4 Skiers Killed in Avalanche in Utah, Officials Say

4 Skiers Killed in Avalanche in Utah, Officials Say

4 Skiers Killed in Avalanche in Utah, Officials Say

4 Skiers Killed in Avalanche in Utah, Officials Say

Four backcountry skiers were killed on Saturday in an avalanche in Utah, the police said. It was the deadliest avalanche in the United States since May 2014, when six climbers were killed on Mount Rainier in Washington, according to the Colorado Avalanche Information Center.

The avalanche on Saturday was set off about 11:40 a.m. local time in Millcreek Canyon, roughly 13 miles east of Salt Lake City, by two groups of skiers — one group of five people and one group of three, said Sgt. Melody Cutler of the Unified Police Department of Greater Salt Lake.

Four of the skiers dug themselves out of the snow and then dug up the bodies of the four who had been killed, Sergeant Cutler said. The skiers, who were in their 20s and 30s, were equipped with shovels and beacons that emitted an audible tone that allowed the survivors to find the bodies, she said.

The four survivors were rescued after they called 911 and gave their location in the canyon, which is part of the Wasatch National Forest, Sergeant Cutler said. Rescue crews hiked into the canyon and flew in by helicopter, she said. The survivors had experienced hypothermia and other minor injuries.

Sergeant Cutler said rescue crews were deciding whether it was safe enough to recover the four bodies. The Utah Avalanche Center had warned earlier on Saturday of “dangerous avalanche conditions.”

“This is a terrible tragedy and our prayers go out to the victims and families involved,” Gov. Spencer Cox of Utah said on Twitter. “We are grateful to the first responders and others who engaged in this rescue and recovery effort. With avalanche danger high right now, please exercise extreme caution.”

Fifteen people have died in avalanches during the last week in the United States, the most in a seven-day period since 1910, according to Karl Birkeland, the director of the National Avalanche Center, which is part of the U.S. Forest Service.

Mr. Birkeland attributed the dangerous conditions to a thin early-season snowpack, which became weak before it was overloaded with snow from recent storms.

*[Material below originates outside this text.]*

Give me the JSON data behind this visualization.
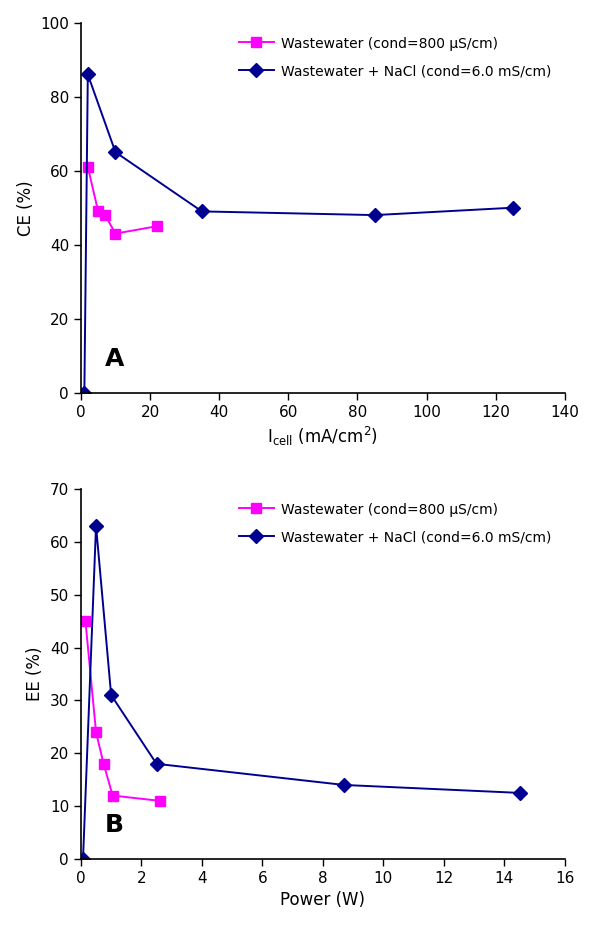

He said that had led to avalanches in Utah, Colorado, Montana and other states across the West.

“What it shows is the widespread nature of the particular avalanche conditions that we have right now,” Mr. Birkeland said.

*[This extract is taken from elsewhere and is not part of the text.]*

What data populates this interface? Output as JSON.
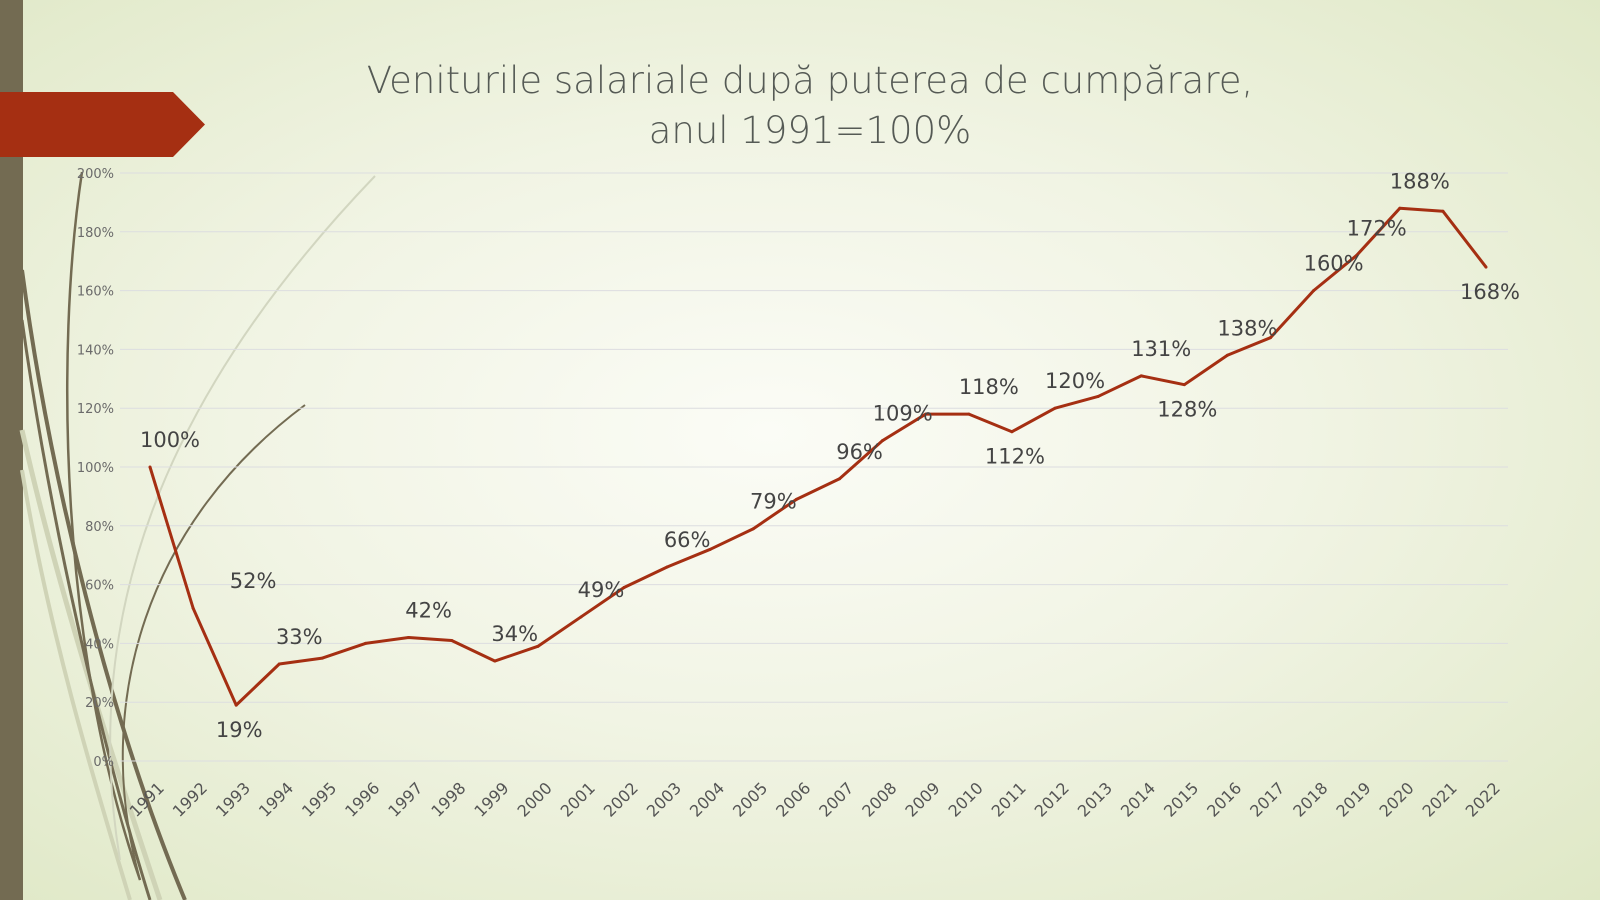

Garrett Brucia, a Salt Lake City resident who sometimes skis near Millcreek Canyon, said he had texted friends after hearing about the avalanche to make sure they were OK.

Millcreek Canyon, he said, is a popular backcountry ski destination, but with snowpack in the area “built like a house of cards,” he had been sticking to resort skiing for the last month or so.

“It’s not the time to be really taking risks, frankly,” Mr. Brucia said, adding that four dead was a “shocking number.”

It was the third avalanche this week in the United States that claimed multiple lives.

Three backcountry skiers in southwestern Colorado were found dead on Wednesday, two days after the group they were traveling with had set off a large avalanche, officials said. Also on Wednesday, the bodies of three hikers were found at the scene of an avalanche in southern Alaska, the authorities said.